Laboratory

DRAFT This lab exercise is subject to change.

Objectives

Learn about balanced trees
Practise tree implementations
Learn about hash tables
Learn about analysis of program performance via profiling

Assessment

Deadline: 3 February 2019, 23:59:59
Marks: 5
Submission: give cs2521 lab08

This lab should be done individually.

Setting up

Create a directory for this lab, change into it, and retrieve the files with the fetch command:

2521 fetch lab08

Or, download all the files.

Compiling with make will produce three executables: mkwords, words, and words2. The mkwords program is fully functional, and produces sequences of N words using a random number generator with (optional) Seed.

For example:

./mkwords 10 3
allpnl
ahebpveeloatic
ualoubyy
hssaif
rywt
tiehaelsh
oheom
vmoe
jeabzsa
zqa

produces 10 “words” using a random number generator seed of 3.

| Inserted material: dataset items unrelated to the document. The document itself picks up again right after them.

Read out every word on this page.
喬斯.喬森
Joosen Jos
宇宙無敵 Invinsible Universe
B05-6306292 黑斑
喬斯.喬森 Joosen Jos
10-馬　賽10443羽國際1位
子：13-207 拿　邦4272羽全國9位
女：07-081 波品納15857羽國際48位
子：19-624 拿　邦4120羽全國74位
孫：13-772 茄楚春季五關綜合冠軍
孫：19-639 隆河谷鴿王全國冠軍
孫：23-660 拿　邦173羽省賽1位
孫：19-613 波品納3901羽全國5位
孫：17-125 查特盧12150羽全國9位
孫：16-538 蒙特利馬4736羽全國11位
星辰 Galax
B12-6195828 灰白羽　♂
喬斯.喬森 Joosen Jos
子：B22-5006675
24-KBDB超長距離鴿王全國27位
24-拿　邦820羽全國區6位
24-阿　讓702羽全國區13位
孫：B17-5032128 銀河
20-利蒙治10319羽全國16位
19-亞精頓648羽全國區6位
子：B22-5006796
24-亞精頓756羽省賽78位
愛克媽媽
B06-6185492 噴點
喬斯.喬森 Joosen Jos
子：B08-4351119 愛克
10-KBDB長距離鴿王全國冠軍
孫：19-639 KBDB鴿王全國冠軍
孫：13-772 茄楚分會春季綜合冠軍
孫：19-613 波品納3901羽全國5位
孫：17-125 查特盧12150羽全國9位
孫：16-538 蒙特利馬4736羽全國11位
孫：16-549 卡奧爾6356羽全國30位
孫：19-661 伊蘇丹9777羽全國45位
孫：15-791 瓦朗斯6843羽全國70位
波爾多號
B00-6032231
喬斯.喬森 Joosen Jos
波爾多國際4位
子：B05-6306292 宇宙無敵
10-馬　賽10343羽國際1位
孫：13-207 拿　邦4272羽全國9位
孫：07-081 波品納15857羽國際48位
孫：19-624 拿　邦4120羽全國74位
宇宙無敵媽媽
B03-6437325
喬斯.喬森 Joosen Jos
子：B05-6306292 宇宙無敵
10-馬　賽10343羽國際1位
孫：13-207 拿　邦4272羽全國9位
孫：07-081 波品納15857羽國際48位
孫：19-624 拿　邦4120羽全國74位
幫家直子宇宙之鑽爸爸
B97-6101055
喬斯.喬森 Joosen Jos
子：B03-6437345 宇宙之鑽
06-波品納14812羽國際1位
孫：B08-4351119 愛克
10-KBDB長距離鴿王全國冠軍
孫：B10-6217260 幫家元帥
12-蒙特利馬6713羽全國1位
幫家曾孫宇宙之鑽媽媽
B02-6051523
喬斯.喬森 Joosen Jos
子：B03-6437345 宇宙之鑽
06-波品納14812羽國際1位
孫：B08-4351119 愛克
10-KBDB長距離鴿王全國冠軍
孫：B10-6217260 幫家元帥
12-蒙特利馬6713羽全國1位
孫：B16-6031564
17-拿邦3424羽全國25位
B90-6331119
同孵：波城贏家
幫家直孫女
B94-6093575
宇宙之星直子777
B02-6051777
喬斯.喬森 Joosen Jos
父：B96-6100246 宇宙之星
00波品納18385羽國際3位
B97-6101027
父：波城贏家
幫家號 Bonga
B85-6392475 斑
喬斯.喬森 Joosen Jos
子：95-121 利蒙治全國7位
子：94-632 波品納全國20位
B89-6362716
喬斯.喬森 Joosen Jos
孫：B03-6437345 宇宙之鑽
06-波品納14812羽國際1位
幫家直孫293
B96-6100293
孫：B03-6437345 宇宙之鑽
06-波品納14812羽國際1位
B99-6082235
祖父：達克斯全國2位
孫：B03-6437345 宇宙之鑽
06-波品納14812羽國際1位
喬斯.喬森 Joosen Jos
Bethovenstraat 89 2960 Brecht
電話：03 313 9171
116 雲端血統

If you want to generate really random (i.e. unreproduceable) word lists, don’t supply a seed parameter, and mkwords will use an effectively random seed. Note that mkwords will inevitably produce duplicate words for any reasonable-sized N.

words and words2 don’t currently work. words reads the dictionary words into a tree structure for fast lookup. words2 reads the dictionary words into a Hashtable structure for fast lookup.

Exercise 1: Rotations (1 mark)

rotate_left and rotate_right in Tree.c are broken. They do not update the size information in the nodes. This stops other functions that rely on the size field, such as partition, from working properly.

You must fix these and write some white box tests to check they work correctly.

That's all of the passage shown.